The NYU program issued a white paper Tuesday examining the problem. Work on the paper began after Dolphins' owner Stephen Ross, a school alumnus, approached law dean Trevor Morrison in December to discuss ways to increase civility and respect in sports and society at large.
"We must work together toward a culture of civility and mutual respect for one another," Ross said in a statement. "Something needs to be done so that every man and woman, young and old, can participate in sports on all levels and find a positive and meaningful experience. We will use this opportunity to make a positive change."
With Ross' support, bills have been introduced in the Florida House and Senate that would mandate education on bullying and call on athletes to take a pledge not to harass each other.

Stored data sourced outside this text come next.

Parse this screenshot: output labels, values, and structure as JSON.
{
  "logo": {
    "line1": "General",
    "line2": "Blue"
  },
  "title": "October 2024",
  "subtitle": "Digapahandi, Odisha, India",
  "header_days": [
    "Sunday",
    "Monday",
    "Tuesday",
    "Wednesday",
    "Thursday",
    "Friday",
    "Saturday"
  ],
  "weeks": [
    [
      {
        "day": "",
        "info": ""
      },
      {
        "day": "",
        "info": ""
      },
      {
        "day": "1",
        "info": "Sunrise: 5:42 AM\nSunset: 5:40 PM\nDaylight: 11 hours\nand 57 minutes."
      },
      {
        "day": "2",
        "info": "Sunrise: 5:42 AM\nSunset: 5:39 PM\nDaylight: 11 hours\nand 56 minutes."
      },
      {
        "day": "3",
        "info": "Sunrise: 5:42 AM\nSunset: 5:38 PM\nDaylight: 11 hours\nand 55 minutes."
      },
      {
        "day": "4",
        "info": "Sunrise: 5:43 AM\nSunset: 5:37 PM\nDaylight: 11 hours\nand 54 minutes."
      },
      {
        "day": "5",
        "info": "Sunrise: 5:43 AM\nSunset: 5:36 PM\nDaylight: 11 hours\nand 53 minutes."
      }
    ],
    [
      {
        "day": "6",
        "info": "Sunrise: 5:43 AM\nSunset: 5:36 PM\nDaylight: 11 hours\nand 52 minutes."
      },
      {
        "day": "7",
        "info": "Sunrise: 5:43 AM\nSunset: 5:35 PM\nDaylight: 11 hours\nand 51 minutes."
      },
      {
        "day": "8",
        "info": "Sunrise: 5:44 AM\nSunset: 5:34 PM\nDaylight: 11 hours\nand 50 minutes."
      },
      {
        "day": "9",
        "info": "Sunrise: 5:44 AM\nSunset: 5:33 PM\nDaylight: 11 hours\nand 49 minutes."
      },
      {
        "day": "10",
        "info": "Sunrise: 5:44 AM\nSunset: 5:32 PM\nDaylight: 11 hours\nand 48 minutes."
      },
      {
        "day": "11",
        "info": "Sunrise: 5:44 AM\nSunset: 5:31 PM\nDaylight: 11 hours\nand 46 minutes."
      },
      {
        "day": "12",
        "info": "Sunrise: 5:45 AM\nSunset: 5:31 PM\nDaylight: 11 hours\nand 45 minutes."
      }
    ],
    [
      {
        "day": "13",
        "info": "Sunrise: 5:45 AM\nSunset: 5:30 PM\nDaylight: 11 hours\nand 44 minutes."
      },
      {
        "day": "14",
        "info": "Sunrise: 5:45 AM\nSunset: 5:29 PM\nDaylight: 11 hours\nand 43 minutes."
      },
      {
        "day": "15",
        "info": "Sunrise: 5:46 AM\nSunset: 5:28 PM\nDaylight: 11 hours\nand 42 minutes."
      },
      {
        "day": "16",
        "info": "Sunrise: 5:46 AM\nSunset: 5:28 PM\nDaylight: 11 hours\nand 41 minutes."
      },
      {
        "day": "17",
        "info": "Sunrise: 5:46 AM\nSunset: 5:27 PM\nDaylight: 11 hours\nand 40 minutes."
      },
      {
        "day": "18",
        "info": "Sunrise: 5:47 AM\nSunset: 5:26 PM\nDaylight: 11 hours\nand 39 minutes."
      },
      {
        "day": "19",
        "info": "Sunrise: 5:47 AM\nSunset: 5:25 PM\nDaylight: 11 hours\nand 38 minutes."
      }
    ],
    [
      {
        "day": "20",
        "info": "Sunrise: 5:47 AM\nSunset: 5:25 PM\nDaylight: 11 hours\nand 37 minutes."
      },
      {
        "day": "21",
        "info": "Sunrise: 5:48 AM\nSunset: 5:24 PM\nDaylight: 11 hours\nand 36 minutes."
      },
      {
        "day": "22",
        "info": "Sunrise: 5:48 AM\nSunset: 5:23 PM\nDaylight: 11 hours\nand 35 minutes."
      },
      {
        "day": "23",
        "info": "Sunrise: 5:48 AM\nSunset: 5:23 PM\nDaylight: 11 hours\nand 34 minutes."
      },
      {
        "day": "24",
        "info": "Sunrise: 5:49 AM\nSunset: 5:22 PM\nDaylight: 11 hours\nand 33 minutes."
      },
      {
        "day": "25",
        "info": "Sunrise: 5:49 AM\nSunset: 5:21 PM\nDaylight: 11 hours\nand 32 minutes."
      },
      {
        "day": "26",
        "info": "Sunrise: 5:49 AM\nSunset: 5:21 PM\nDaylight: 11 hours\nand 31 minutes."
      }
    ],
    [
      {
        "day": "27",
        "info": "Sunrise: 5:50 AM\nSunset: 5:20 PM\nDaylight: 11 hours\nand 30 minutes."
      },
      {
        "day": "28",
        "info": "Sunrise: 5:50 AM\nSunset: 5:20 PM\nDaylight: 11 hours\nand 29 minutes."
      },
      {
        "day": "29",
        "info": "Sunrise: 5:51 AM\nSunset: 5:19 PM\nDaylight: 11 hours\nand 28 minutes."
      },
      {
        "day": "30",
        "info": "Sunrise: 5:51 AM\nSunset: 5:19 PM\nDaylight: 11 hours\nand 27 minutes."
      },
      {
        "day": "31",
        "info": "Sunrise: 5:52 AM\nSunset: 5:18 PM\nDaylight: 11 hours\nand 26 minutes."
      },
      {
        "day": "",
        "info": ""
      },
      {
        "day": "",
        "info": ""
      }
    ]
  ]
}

The NYU white paper was written by professor Arthur R. Miller and other faculty who are members of the sports and society program.
"Bullying in sports is only one aspect of a larger phenomenon of harmful behavior in many spheres of society: schools, workplaces, social, and community settings," the paper said. "Although many government, educational, and other social institutions have done some work to curb bullying behavior in their ranks, these efforts often are not coordinated or comprehensive enough to change the existing culture."
The paper proposes a youth education initiative to combat racism and other forms of intolerance in sports, and to promote a culture of respect.
An investigation for the NFL determined Dolphins guard Richie Incognito and two other offensive linemen engaged in persistent harassment of tackle Jonathan Martin, another offensive lineman and an assistant trainer. Ross said the scandal motivated him to seek ways to address the problem of bullying in society.